RESIDENTS are furious after a seaside town’s historic lampposts were secretly sold to a scrapyard despite promises of restoration.

Back in 2014, Tendring Council removed the ornate features of several cast iron lampposts located along Clacton’s seafront.

The lamps, believed to have been first put up around 1912, were Clacton’s first electric streetlights and had been Grade II listed since the summer of 1986.

A fixture of the town for decades, the alterations were met with outrage from the public but the authority said the decision was taken as a result of safety concerns.
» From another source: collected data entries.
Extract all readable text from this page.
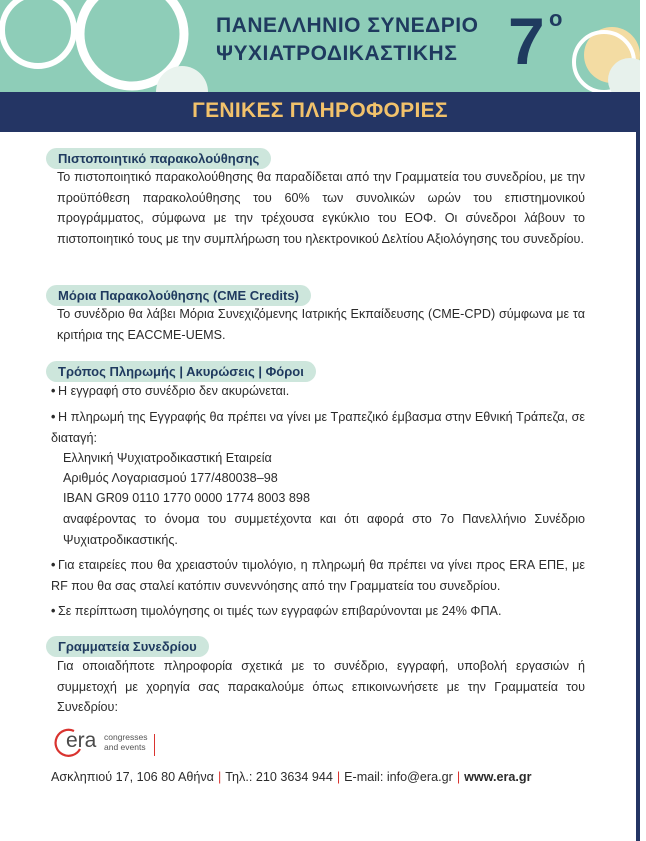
ΠΑΝΕΛΛΗΝΙΟ ΣΥΝΕΔΡΙΟ
ΨΥΧΙΑΤΡΟΔΙΚΑΣΤΙΚΗΣ 7 ο
ΓΕΝΙΚΕΣ ΠΛΗΡΟΦΟΡΙΕΣ
Πιστοποιητικό παρακολούθησης
Το πιστοποιητικό παρακολούθησης θα παραδίδεται από την Γραμματεία του συνεδρίου, με την προϋπόθεση παρακολούθησης του 60% των συνολικών ωρών του επιστημονικού προγράμματος, σύμφωνα με την τρέχουσα εγκύκλιο του ΕΟΦ. Οι σύνεδροι λάβουν το πιστοποιητικό τους με την συμπλήρωση του ηλεκτρονικού Δελτίου Αξιολόγησης του συνεδρίου.
Μόρια Παρακολούθησης (CME Credits)
Το συνέδριο θα λάβει Μόρια Συνεχιζόμενης Ιατρικής Εκπαίδευσης (CME-CPD) σύμφωνα με τα κριτήρια της EACCME-UEMS.
Τρόπος Πληρωμής | Ακυρώσεις | Φόροι
• Η εγγραφή στο συνέδριο δεν ακυρώνεται.
• Η πληρωμή της Εγγραφής θα πρέπει να γίνει με Τραπεζικό έμβασμα στην Εθνική Τράπεζα, σε διαταγή:
Ελληνική Ψυχιατροδικαστική Εταιρεία
Αριθμός Λογαριασμού 177/480038–98
IBAN GR09 0110 1770 0000 1774 8003 898
αναφέροντας το όνομα του συμμετέχοντα και ότι αφορά στο 7ο Πανελλήνιο Συνέδριο Ψυχιατροδικαστικής.
• Για εταιρείες που θα χρειαστούν τιμολόγιο, η πληρωμή θα πρέπει να γίνει προς ERA ΕΠΕ, με RF που θα σας σταλεί κατόπιν συνεννόησης από την Γραμματεία του συνεδρίου.
• Σε περίπτωση τιμολόγησης οι τιμές των εγγραφών επιβαρύνονται με 24% ΦΠΑ.
Γραμματεία Συνεδρίου
Για οποιαδήποτε πληροφορία σχετικά με το συνέδριο, εγγραφή, υποβολή εργασιών ή συμμετοχή με χορηγία σας παρακαλούμε όπως επικοινωνήσετε με την Γραμματεία του Συνεδρίου:
era congresses
and events
Ασκληπιού 17, 106 80 Αθήνα | Τηλ.: 210 3634 944 | E-mail: info@era.gr | www.era.gr
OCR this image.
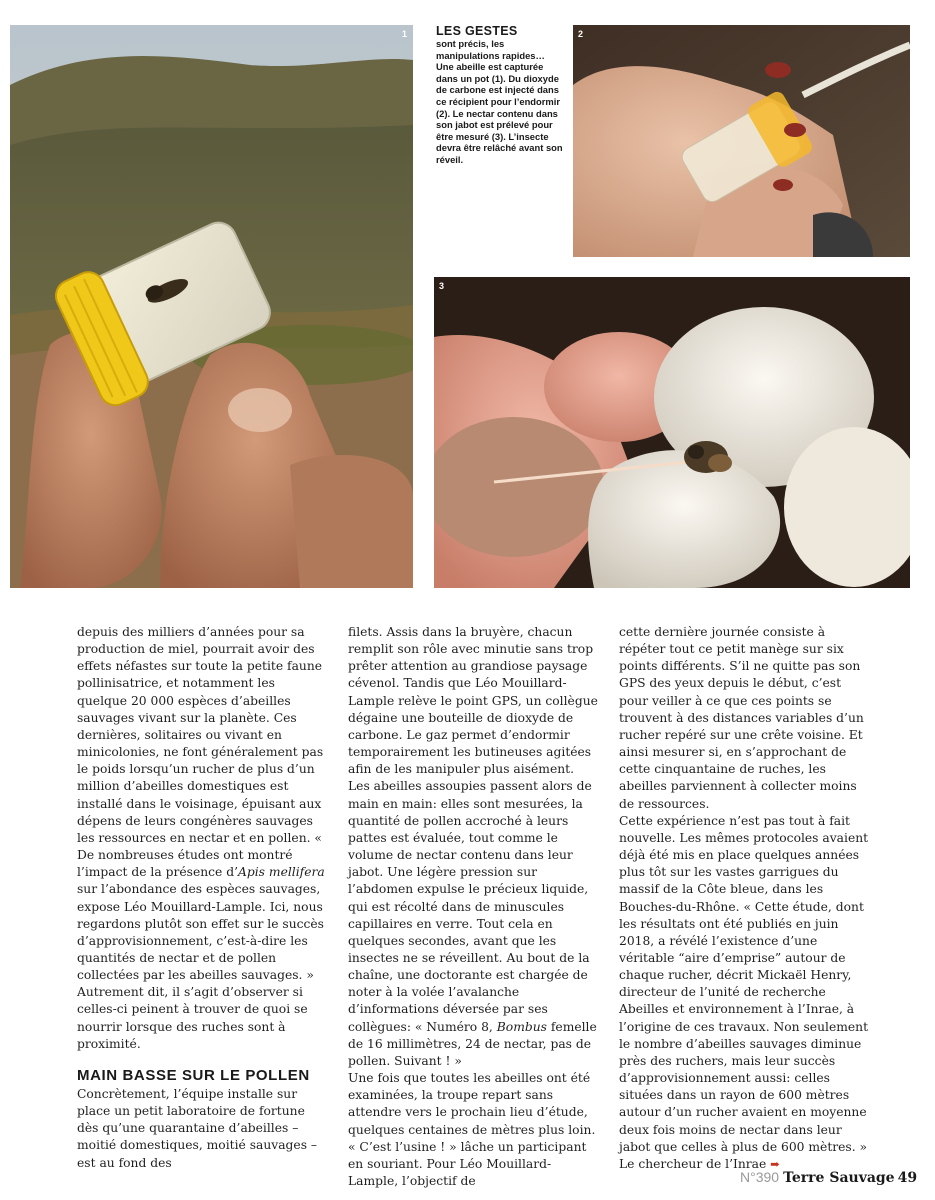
1 LES GESTES
sont précis, les manipulations rapides… Une abeille est capturée dans un pot (1). Du dioxyde de carbone est injecté dans ce récipient pour l’endormir (2). Le nectar contenu dans son jabot est prélevé pour être mesuré (3). L’insecte devra être relâché avant son réveil.
2
3

depuis des milliers d’années pour sa production de miel, pourrait avoir des effets néfastes sur toute la petite faune pollinisatrice, et notamment les quelque 20 000 espèces d’abeilles sauvages vivant sur la planète. Ces dernières, solitaires ou vivant en minicolonies, ne font généralement pas le poids lorsqu’un rucher de plus d’un million d’abeilles domestiques est installé dans le voisinage, épuisant aux dépens de leurs congénères sauvages les ressources en nectar et en pollen. « De nombreuses études ont montré l’impact de la présence d’Apis mellifera sur l’abondance des espèces sauvages, expose Léo Mouillard-Lample. Ici, nous regardons plutôt son effet sur le succès d’approvisionnement, c’est-à-dire les quantités de nectar et de pollen collectées par les abeilles sauvages. » Autrement dit, il s’agit d’observer si celles-ci peinent à trouver de quoi se nourrir lorsque des ruches sont à proximité.

MAIN BASSE SUR LE POLLEN

Concrètement, l’équipe installe sur place un petit laboratoire de fortune dès qu’une quarantaine d’abeilles – moitié domestiques, moitié sauvages – est au fond des

filets. Assis dans la bruyère, chacun remplit son rôle avec minutie sans trop prêter attention au grandiose paysage cévenol. Tandis que Léo Mouillard-Lample relève le point GPS, un collègue dégaine une bouteille de dioxyde de carbone. Le gaz permet d’endormir temporairement les butineuses agitées afin de les manipuler plus aisément. Les abeilles assoupies passent alors de main en main: elles sont mesurées, la quantité de pollen accroché à leurs pattes est évaluée, tout comme le volume de nectar contenu dans leur jabot. Une légère pression sur l’abdomen expulse le précieux liquide, qui est récolté dans de minuscules capillaires en verre. Tout cela en quelques secondes, avant que les insectes ne se réveillent. Au bout de la chaîne, une doctorante est chargée de noter à la volée l’avalanche d’informations déversée par ses collègues: « Numéro 8, Bombus femelle de 16 millimètres, 24 de nectar, pas de pollen. Suivant ! »

Une fois que toutes les abeilles ont été examinées, la troupe repart sans attendre vers le prochain lieu d’étude, quelques centaines de mètres plus loin. « C’est l’usine ! » lâche un participant en souriant. Pour Léo Mouillard-Lample, l’objectif de

cette dernière journée consiste à répéter tout ce petit manège sur six points différents. S’il ne quitte pas son GPS des yeux depuis le début, c’est pour veiller à ce que ces points se trouvent à des distances variables d’un rucher repéré sur une crête voisine. Et ainsi mesurer si, en s’approchant de cette cinquantaine de ruches, les abeilles parviennent à collecter moins de ressources.

Cette expérience n’est pas tout à fait nouvelle. Les mêmes protocoles avaient déjà été mis en place quelques années plus tôt sur les vastes garrigues du massif de la Côte bleue, dans les Bouches-du-Rhône. « Cette étude, dont les résultats ont été publiés en juin 2018, a révélé l’existence d’une véritable “aire d’emprise” autour de chaque rucher, décrit Mickaël Henry, directeur de l’unité de recherche Abeilles et environnement à l’Inrae, à l’origine de ces travaux. Non seulement le nombre d’abeilles sauvages diminue près des ruchers, mais leur succès d’approvisionnement aussi: celles situées dans un rayon de 600 mètres autour d’un rucher avaient en moyenne deux fois moins de nectar dans leur jabot que celles à plus de 600 mètres. » Le chercheur de l’Inrae ➡

N°390 Terre Sauvage 49
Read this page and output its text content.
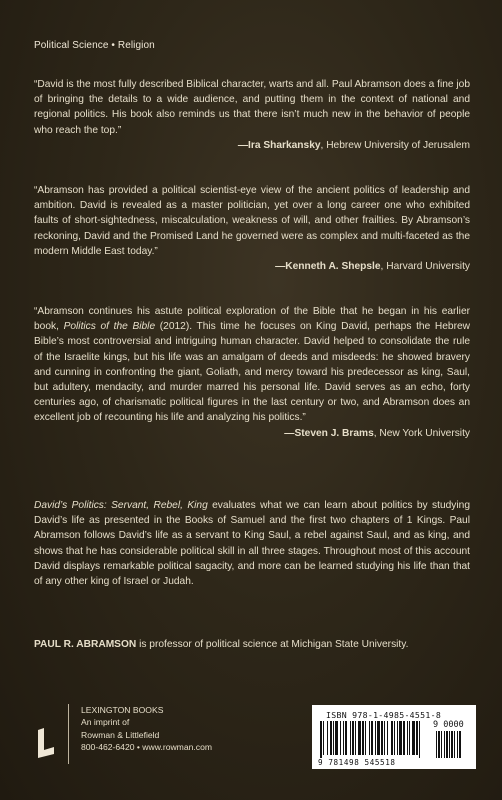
Political Science • Religion

“David is the most fully described Biblical character, warts and all. Paul Abramson does a fine job of bringing the details to a wide audience, and putting them in the context of national and regional politics. His book also reminds us that there isn’t much new in the behavior of people who reach the top.”
—Ira Sharkansky, Hebrew University of Jerusalem

“Abramson has provided a political scientist-eye view of the ancient politics of leadership and ambition. David is revealed as a master politician, yet over a long career one who exhibited faults of short-sightedness, miscalculation, weakness of will, and other frailties. By Abramson’s reckoning, David and the Promised Land he governed were as complex and multi-faceted as the modern Middle East today.”
—Kenneth A. Shepsle, Harvard University

“Abramson continues his astute political exploration of the Bible that he began in his earlier book, Politics of the Bible (2012). This time he focuses on King David, perhaps the Hebrew Bible’s most controversial and intriguing human character. David helped to consolidate the rule of the Israelite kings, but his life was an amalgam of deeds and misdeeds: he showed bravery and cunning in confronting the giant, Goliath, and mercy toward his predecessor as king, Saul, but adultery, mendacity, and murder marred his personal life. David serves as an echo, forty centuries ago, of charismatic political figures in the last century or two, and Abramson does an excellent job of recounting his life and analyzing his politics.”
—Steven J. Brams, New York University

David’s Politics: Servant, Rebel, King evaluates what we can learn about politics by studying David’s life as presented in the Books of Samuel and the first two chapters of 1 Kings. Paul Abramson follows David’s life as a servant to King Saul, a rebel against Saul, and as king, and shows that he has considerable political skill in all three stages. Throughout most of this account David displays remarkable political sagacity, and more can be learned studying his life than that of any other king of Israel or Judah.

PAUL R. ABRAMSON is professor of political science at Michigan State University.

LEXINGTON BOOKS
An imprint of
Rowman & Littlefield
800-462-6420 • www.rowman.com
ISBN 978-1-4985-4551-8
9 0000
9 781498 545518
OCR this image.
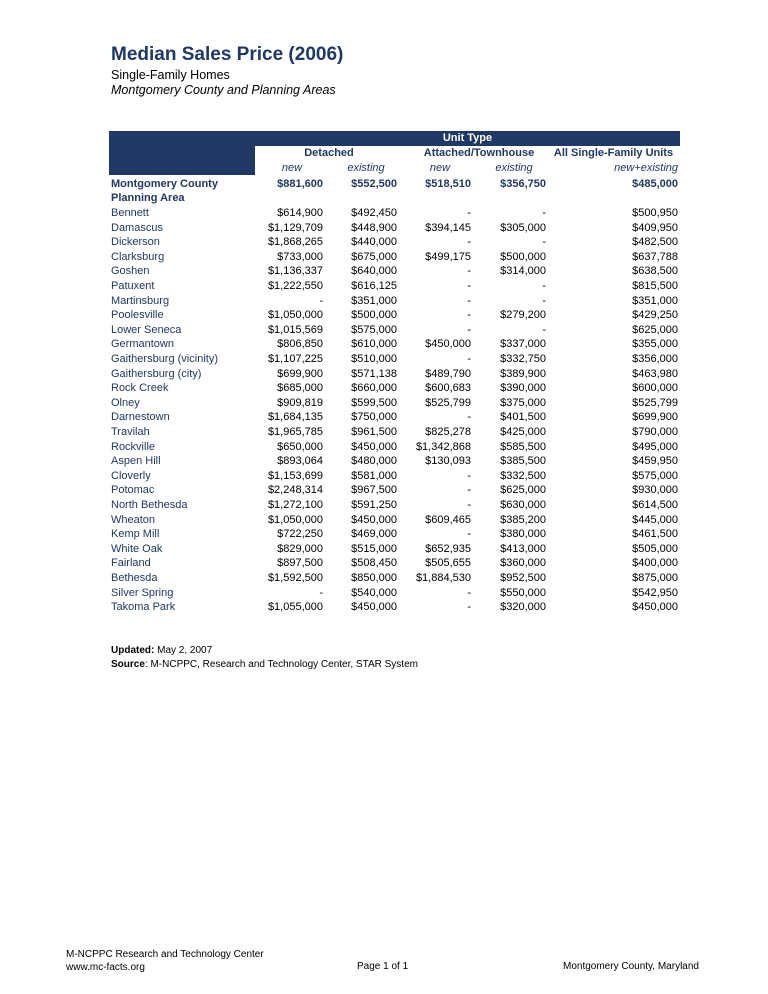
Median Sales Price (2006)
Single-Family Homes
Montgomery County and Planning Areas
Unit Type
Detached	Attached/Townhouse	All Single-Family Units
new	existing	new	existing	new+existing
Montgomery County	$881,600	$552,500	$518,510	$356,750	$485,000
Planning Area
Bennett	$614,900	$492,450	-	-	$500,950
Damascus	$1,129,709	$448,900	$394,145	$305,000	$409,950
Dickerson	$1,868,265	$440,000	-	-	$482,500
Clarksburg	$733,000	$675,000	$499,175	$500,000	$637,788
Goshen	$1,136,337	$640,000	-	$314,000	$638,500
Patuxent	$1,222,550	$616,125	-	-	$815,500
Martinsburg	-	$351,000	-	-	$351,000
Poolesville	$1,050,000	$500,000	-	$279,200	$429,250
Lower Seneca	$1,015,569	$575,000	-	-	$625,000
Germantown	$806,850	$610,000	$450,000	$337,000	$355,000
Gaithersburg (vicinity)	$1,107,225	$510,000	-	$332,750	$356,000
Gaithersburg (city)	$699,900	$571,138	$489,790	$389,900	$463,980
Rock Creek	$685,000	$660,000	$600,683	$390,000	$600,000
Olney	$909,819	$599,500	$525,799	$375,000	$525,799
Darnestown	$1,684,135	$750,000	-	$401,500	$699,900
Travilah	$1,965,785	$961,500	$825,278	$425,000	$790,000
Rockville	$650,000	$450,000 $1,342,868	$585,500	$495,000
Aspen Hill	$893,064	$480,000	$130,093	$385,500	$459,950
Cloverly	$1,153,699	$581,000	-	$332,500	$575,000
Potomac	$2,248,314	$967,500	-	$625,000	$930,000
North Bethesda	$1,272,100	$591,250	-	$630,000	$614,500
Wheaton	$1,050,000	$450,000	$609,465	$385,200	$445,000
Kemp Mill	$722,250	$469,000	-	$380,000	$461,500
White Oak	$829,000	$515,000	$652,935	$413,000	$505,000
Fairland	$897,500	$508,450	$505,655	$360,000	$400,000
Bethesda	$1,592,500	$850,000 $1,884,530	$952,500	$875,000
Silver Spring	-	$540,000	-	$550,000	$542,950
Takoma Park	$1,055,000	$450,000	-	$320,000	$450,000
Updated: May 2, 2007
Source: M-NCPPC, Research and Technology Center, STAR System
M-NCPPC Research and Technology Center
www.mc-facts.org	Page 1 of 1	Montgomery County, Maryland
At the time, Tendring Council assured residents the decorative features would be stored carefully until they could decide how best to repair or restore them.

But at a meeting last September, council leader Neil Stock conceded the dismantled parts were not fit for repair or reuse having suffered severe corrosion.

He did, however, say it would be possible to take moulds of the remaining lamp heads for a potential restoration project but at a cost of £300,000 per column.

But images have now emerged from a scrapyard in the area showing the ornate features which the council cut down.

The fixtures are said to have been purchased by a Clacton resident after they were put up for sale. James Burfoot, from Clacton, had backed a petition to have the fixtures reinstated which had been signed by more than 300 people.

“I am very disappointed to hear that these have been sold and scrapped,” he said.

“I feel this has been done in a way where residents in the town have been kept in the dark about the town’s heritage not being restored but instead sold by its own council.

“I am disappointed in the council’s attitude towards our town’s heritage and lack of interest in any restoration.”

A council spokesman said: “Not only were the lights beyond repair, they had also been adapted, it is thought in the 1960s, to take modern light fittings, so were not, in any case, originals.

“Recognising the history behind them, Tendring Council has kept an original so that a moulding can be taken if and when funding can be secured to restore them.”